Unedited Dire Straits Song Banned from Canadian Radio Airplay

After a listener to CHOZ-FM in St. John’s, NL expressed concern over the playing of the unedited “Money for Nothing” by Dire Straits, the Canadian Broadcast Standards Council has ruled that the unedited song cannot play on the radio.

The song mentions the term “faggot” which takes on a totally different meaning in Canada compared to the UK where the band is from, causing one person to believe that it is discrimination towards homosexuals.

The ruling comes 25 years after the song was released. In a time where political correctness was less involved in society.

A caller to Edmonton’s “Classic Rock K-97” (CIRK-FM) said that in the United Kingdom the word means “dirty little jerk” compared to the “gay slur” in North America.

In order to stand up against this topic. K-97 has posted information on their rebel to the CBSC on theirĀ website.

What about Nickelback’s “Burn it to the Ground” or “Something In Your Mouth”, of course their songs would never be taken off, because then it would be a CanCon issue (30% of all music must be Canadian, for those unaware). I strongly believe that it is not, in any way, offensive, as the British meaning is completely different from the Canadian/US meaning.

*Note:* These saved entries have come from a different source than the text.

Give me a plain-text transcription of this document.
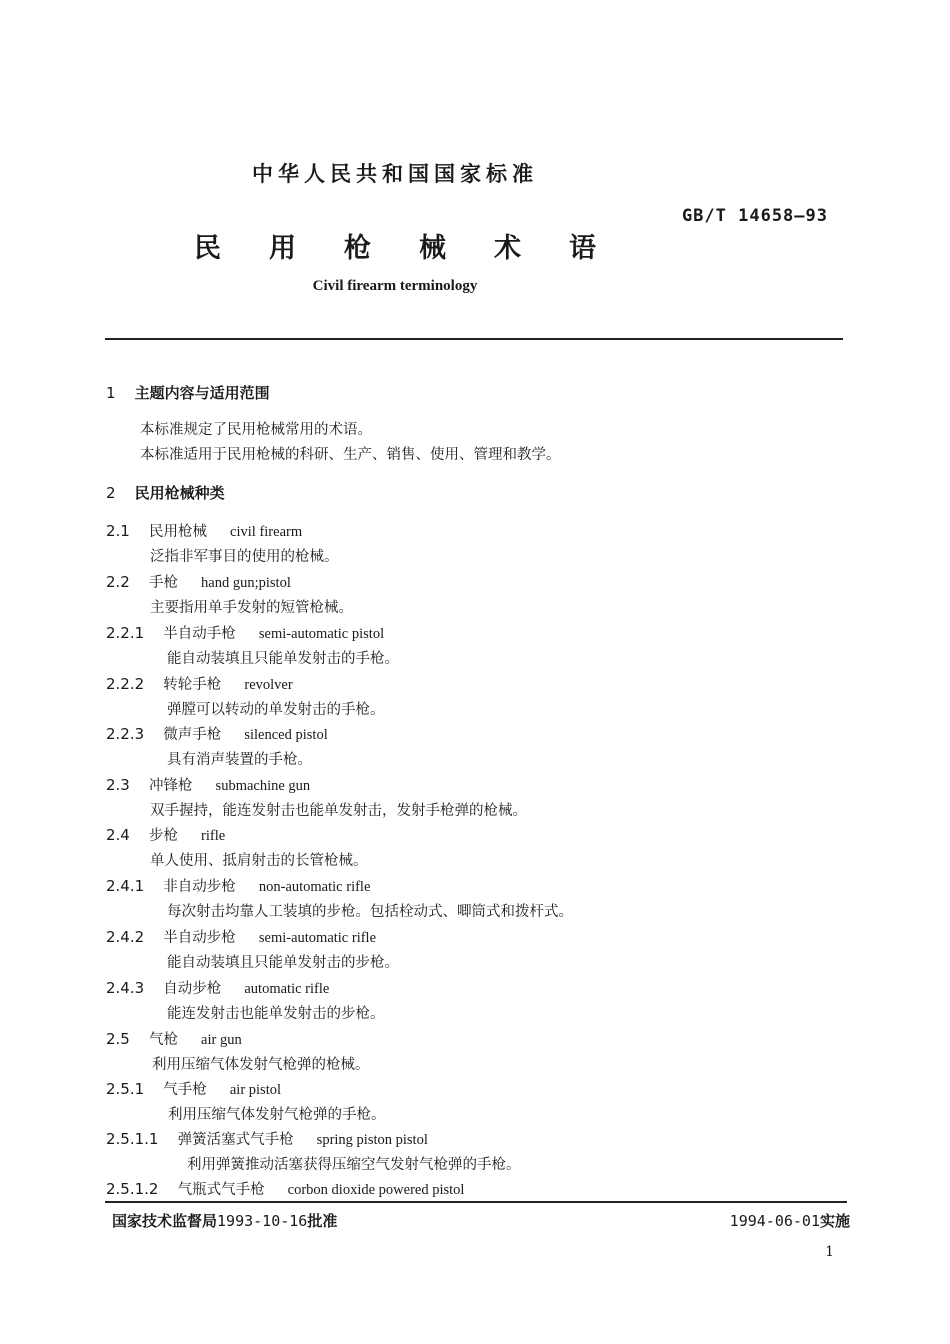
中华人民共和国国家标准
GB/T 14658—93
民用枪械术语
Civil firearm terminology
1 主题内容与适用范围
本标准规定了民用枪械常用的术语。
本标准适用于民用枪械的科研、生产、销售、使用、管理和教学。
2 民用枪械种类
2.1 民用枪械 civil firearm
泛指非军事目的使用的枪械。
2.2 手枪 hand gun;pistol
主要指用单手发射的短管枪械。
2.2.1 半自动手枪 semi-automatic pistol
能自动装填且只能单发射击的手枪。
2.2.2 转轮手枪 revolver
弹膛可以转动的单发射击的手枪。
2.2.3 微声手枪 silenced pistol
具有消声装置的手枪。
2.3 冲锋枪 submachine gun
双手握持，能连发射击也能单发射击，发射手枪弹的枪械。
2.4 步枪 rifle
单人使用、抵肩射击的长管枪械。
2.4.1 非自动步枪 non-automatic rifle
每次射击均靠人工装填的步枪。包括栓动式、唧筒式和拨杆式。
2.4.2 半自动步枪 semi-automatic rifle
能自动装填且只能单发射击的步枪。
2.4.3 自动步枪 automatic rifle
能连发射击也能单发射击的步枪。
2.5 气枪 air gun
利用压缩气体发射气枪弹的枪械。
2.5.1 气手枪 air pistol
利用压缩气体发射气枪弹的手枪。
2.5.1.1 弹簧活塞式气手枪 spring piston pistol
利用弹簧推动活塞获得压缩空气发射气枪弹的手枪。
2.5.1.2 气瓶式气手枪 corbon dioxide powered pistol
国家技术监督局1993-10-16批准	1994-06-01实施
1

CBC has posted an interview with the CBSC’s national chair online.

User Comments

5 Responses to “Unedited Dire Straits Song Banned from Canadian Radio Airplay”

  1. January 14th, 2011 at 2:26 PM

    Vaughn says:

    Personally, I think the CBSC and the CRTC need to die. Globalism a-hoy!

    I’ve always hated this “Proud to be Canadian” non-sense when it interferes with my ability to watch or listen to things I want to watch/listen to. Anything that compares Canadian citizens to the patriot rhetoric that plagues the U.S. is something I want nothing to do with.

  2. January 14th, 2011 at 10:53 PM

    Taylor says:

    Although I completely agree that the ruling is wrong, Scott’s point about “faggot” having a different meaning in England, while true, isn’t correct in regard to this song. In the interest of accuracy the lyrics in question are below:

    See the little faggot with the earring and the makeup
    Yeah buddy that’s his own hair
    That little faggot got his own jet airplane
    That little faggot he’s a millionaire

  3. January 14th, 2011 at 10:56 PM

    Taylor says:

    Sorry Scott, I should have said I disagreed that the meaning is completely different. It is true that the meaning is different, but you can’t deny the connotations the lyrics take when considering the political climate of the day. Thats the point of music after all: perpetual relevance.

  4. January 15th, 2011 at 12:48 PM

    Scott says:

    But 25 years after the song was released… And they want to ban it now? C’mon Elton John sang it…. Can’t be that much of an issue. If the LGBT community had an issue more than one person would have come forward right?

  5. January 17th, 2011 at 11:26 AM

    Dusty Melling says:

    With the specific line “that little faggot with the earring and the make-up” I have a hard time believing it means “dirty little jerk” over “gay slur”. In England a fag predominantly means cigarette and I never heard it used by them to mean anything else.

    “The singer, or more properly the first-person narrating character, refers to a musician “banging on the bongos like a chimpanzee” and describes a singer as “that little faggot with the earring and the make-up”, and bemoans that these artists get “money for nothing and chicks for free”. These lyrics were criticized as being sexist, racist, and homophobic, and in some later releases of the song the lyrics were edited for airplay; “faggot” for example is often replaced with “mother” (itself a shortened version of “motherfucker”).”

    The “N word” was once widely accepted, and “Negro” is even a spanish word for the color black. That was okay to use for hundreds of years, and only recently it’s offensive?! Not all of the African-American population has a problem with the “N word”, and as shown by Boondocks many of them embrace it. The difference is that the singer isn’t homosexual.

    Without personal attachment to the song I couldn’t care less, but I think people defending it are simply defending what they consider a “classic” with no better leverage than that. They’ve dubbed over less offensive words. Does it really mean that much to you to hear “faggot” on the radio?

    I can just imagine it, a bus load of high school kids hear this song come on the radio, remember the controversial part, and everyone sings what they know, emphasizing only the offensive part just because it’s publicly okay in that specific situation to be offensive.